I’m working hard on getting a major server manufacture to come out and say that if they had the failure increases from 2-4% (as much as Intel suggests in the controlled study in 8 months), the industry leader’s profit margins would disappear and they would be delisted from the NYSE (yeh, that gonna be tough). Also, this company suggests that they are building servers to last and realize that utilization and power management can do far more, than a change based solely on the server efficiency. This would be really good for the worlds e-waste problems, yes we have e-waste problems. Wake-up, nobody knew about the water use, why would they know about the e-waste.
When it comes down to it, the IT world (needs to get off their high horse) will begin to see that their pratices are as bad as drilling off shore for oil, driving a SUV, taking an hour shower, and not using the new CFL bulbs. The data center industry is the growing faster than any other power, water, and waste consuming and creating industry. The current practices are not sustainable. Either it changes itself or it’s regulated to change. Which would everyone prefer? It’s coming ! Now go just in your Prius and think as you drive how about the future impact of our actions.
I could go on for years as to why ASE is bad but the facts are that their are designs out their that are easier to impliment (WSE), that create less waste (RSE) and that are more efficienct (WSE & RSE) than the ASE were talking about. So this is a moot point. No ASE, it’s actually funny were are even arguing about it.
One more thing (doubt it’s getting published anyways), Does anyone every wonder why we were not talking about a matrix for utiliztion in a data center? When it can make the single biggest impact on energy 7 water use? We have the PUE, which includes everything mechanical component. If we can get a facility down to 1.19 PUE at 68F SAT and 78 RAT with a cooling retrofit without ASE, why would we even talk about adding to the e-waste stream? We’re talking about server efficiency and the fact that servers are disposable. Do you know how funny that sounds. Servers arn’t the problem it’s the application of them. Facts are facts, bits are bit, a kW is a kW(3412 btu’s of heat), a btu is a btu, and water is wet. Some things we can’t change, now let get more bits moved for our kW and lets remove more btu’s with less kWs, while producing less waste and reducing the water use.

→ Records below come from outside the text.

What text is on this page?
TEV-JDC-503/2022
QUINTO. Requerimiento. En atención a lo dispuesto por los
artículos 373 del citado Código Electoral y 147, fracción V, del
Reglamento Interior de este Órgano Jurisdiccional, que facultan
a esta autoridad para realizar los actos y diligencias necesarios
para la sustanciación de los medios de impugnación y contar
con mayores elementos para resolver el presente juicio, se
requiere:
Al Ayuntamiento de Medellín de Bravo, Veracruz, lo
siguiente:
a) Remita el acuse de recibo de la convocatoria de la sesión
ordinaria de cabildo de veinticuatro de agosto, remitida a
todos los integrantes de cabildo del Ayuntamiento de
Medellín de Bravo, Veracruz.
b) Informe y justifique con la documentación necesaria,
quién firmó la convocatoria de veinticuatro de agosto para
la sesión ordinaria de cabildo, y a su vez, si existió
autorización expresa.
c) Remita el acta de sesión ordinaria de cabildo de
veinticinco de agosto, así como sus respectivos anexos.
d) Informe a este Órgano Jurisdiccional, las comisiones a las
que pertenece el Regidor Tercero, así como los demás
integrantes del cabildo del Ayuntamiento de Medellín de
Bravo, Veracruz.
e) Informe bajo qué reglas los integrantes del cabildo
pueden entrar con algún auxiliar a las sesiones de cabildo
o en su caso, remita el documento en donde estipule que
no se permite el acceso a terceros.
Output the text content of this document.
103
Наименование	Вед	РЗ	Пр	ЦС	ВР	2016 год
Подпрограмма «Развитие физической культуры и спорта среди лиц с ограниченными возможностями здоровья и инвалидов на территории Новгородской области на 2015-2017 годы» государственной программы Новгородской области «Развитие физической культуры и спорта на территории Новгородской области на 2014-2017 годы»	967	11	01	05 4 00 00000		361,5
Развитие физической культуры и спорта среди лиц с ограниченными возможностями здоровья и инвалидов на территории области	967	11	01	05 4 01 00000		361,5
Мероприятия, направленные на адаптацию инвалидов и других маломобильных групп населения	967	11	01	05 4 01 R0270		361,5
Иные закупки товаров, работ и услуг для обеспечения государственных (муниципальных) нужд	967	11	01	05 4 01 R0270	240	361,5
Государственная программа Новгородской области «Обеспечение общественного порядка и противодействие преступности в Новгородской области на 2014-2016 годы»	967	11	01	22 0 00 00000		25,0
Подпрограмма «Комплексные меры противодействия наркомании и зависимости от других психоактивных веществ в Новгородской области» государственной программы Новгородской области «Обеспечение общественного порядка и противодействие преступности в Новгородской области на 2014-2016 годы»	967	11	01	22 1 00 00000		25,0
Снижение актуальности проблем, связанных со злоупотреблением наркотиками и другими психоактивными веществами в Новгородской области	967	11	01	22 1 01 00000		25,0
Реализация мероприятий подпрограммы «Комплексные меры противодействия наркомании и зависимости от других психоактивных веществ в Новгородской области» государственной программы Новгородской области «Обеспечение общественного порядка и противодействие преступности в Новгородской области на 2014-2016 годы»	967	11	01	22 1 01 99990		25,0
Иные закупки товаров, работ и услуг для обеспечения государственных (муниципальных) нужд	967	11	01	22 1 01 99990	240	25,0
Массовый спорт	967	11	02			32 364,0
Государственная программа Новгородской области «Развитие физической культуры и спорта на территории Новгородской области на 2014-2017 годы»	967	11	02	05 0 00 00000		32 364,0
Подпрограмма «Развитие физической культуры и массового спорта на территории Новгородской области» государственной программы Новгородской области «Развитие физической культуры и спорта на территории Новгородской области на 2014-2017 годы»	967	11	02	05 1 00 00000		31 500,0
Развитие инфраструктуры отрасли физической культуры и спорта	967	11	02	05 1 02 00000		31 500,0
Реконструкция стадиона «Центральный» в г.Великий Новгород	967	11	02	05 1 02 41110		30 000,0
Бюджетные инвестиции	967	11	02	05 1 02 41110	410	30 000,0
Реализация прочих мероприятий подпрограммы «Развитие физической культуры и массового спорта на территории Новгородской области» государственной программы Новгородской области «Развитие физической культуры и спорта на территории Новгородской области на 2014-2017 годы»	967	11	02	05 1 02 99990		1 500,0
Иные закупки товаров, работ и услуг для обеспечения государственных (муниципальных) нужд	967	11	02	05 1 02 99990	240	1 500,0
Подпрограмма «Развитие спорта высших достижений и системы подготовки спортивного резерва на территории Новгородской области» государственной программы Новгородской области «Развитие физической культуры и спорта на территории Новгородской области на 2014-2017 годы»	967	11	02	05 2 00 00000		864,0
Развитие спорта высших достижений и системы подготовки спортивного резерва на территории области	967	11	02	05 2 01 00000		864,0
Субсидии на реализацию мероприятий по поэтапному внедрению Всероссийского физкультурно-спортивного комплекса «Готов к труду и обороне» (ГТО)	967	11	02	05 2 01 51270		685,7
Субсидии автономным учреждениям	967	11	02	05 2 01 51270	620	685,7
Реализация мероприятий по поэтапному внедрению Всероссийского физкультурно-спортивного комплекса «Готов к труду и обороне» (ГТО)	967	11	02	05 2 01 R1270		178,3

Interesting concept I like the idea of increasing efficiencies like this. Specially coming from a northern state (Minnesota) where in the winter dust is low and temperature even lower
(Heck we would have to worry about frost if we really exchanged the -30F outside air at the rate we do now)
I do wonder though if the cost saving calculations for warmer area’s take into account the things like increased power usage from fan/PSU cooling. Most of todays systems allow scaling cooling based on internal temperature. With fan’s being as inefficient as they are one would wonder if having all my blade chassises fans spun all the way up would impact the cost savings.